From Ode to an Orange Peel: a story about how Chef Siew-Chinn Chin makes and uses citrus peels in her kitchen.
It’s no surprise that Siew-Chinn Chin appreciates this tart, which originates from the 19th-century Ohio Shaker community, where cooks were well known and respected for their baking skills. Shaker beliefs dictated that nothing be wasted, and indeed, every part of the lemon is used in the pie. This West Coast version uses Meyer lemons.
- 4 Meyer lemons
- 2 cups sugar
- 4 large eggs
- Pinch salt
- 2 tablespoons butter, melted
- 4 tablespoons sugar for sprinkling
- One recipe for Chez Panisse Crunch Tart Dough (below)
Wash and slice lemons paper thin. Place them in a bowl and mix with the 2 cups sugar. Cover and let macerate for at least four hours, preferably overnight.
Beat eggs thoroughly with a pinch of salt and set aside.
Prepare dough and line tart pan as described in the dough recipe below. Spread macerated lemon slices evenly with the syrupy juice on top of the dough. Pour beaten eggs onto the lemon filling and stir gently so that the eggs are mixed in with the syrup, but without disturbing the lemon slices on the bottom.
Wet the edges of the dough in the pan and top with the second circle of dough, trimming to leave some overhang, which you can fold under the edge of the lower shell, sealing and fluting the edges together. Generously brush with melted butter, and sprinkle with sugar.
Bake at 450° for 15 minutes. Then turn oven temperature down to 375° and bake for another 20 to 30 minutes, or until shell is lightly browned. Let cool completely before slicing.
Makes one 9-inch tart
Chez Panisse Crunch Tart Dough
This dough is worked differently than most traditional piecrust recipes you’ll find. The result is very crunchy and has layered sheets as opposed to flakes. The recipe yields the proper amount of dough for the Shaker Lemon Tart
- 6 ounces unsalted butter
- 2 cups all-purpose flour
- 1 teaspoon sugar
- Pinch of salt
- ½ cup ice water
Cut butter into ½-inch cubes and let soften at room temperature for about 10 minutes or until it feels slightly soft.
Add flour, sugar, and salt to butter and mix quickly by hand to separate the butter cubes. Press each cube with your fingers to make coin-sized pieces. Drizzle about 6 tablespoons of the cold water into the mixture and mix quickly by hand. Now you will have large chunks of wet dough and bits of dry dough. Pull apart the wet chunks and mix into the dry bits. Do this several times until the chunks and bits are evenly mixed. Sprinkle in more water if the mixture feels dry. The finished dough should look marbled with butter.
Gather and divide the dough into 2 equal portions.

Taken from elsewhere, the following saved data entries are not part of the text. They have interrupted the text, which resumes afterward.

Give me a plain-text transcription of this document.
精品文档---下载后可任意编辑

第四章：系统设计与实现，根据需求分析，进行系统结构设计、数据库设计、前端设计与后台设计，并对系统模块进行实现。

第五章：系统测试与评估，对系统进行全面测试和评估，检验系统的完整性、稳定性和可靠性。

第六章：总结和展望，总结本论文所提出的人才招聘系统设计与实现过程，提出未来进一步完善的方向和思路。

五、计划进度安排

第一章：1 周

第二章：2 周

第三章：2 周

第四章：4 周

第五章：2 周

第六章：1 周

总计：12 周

Place each portion in plastic wrap and squeeze it several times to work the dough and make it hold together. (The plastic wrap keeps your hands from touching the dough.) Unwrap, reshape the dough into a ball, flatten it into a 4- to 5-inch diameter disc and rewrap in plastic. Let the dough rest in the fridge for at least 1 hour before using. Roll dough until it forms a round approximately ⅛-inch thick and about 2 inches larger than the tart pan. (Dough can be frozen and kept for a long time.)
When you’re ready to use the dough, line a 9-inch pie pan or fluted tart pan with the rolled out tart dough, and press the dough firmly into the pan without stretching or tearing the dough. Roll out the second disc to a similar size, make some decorative slits in the middle and let sit while you make the filling.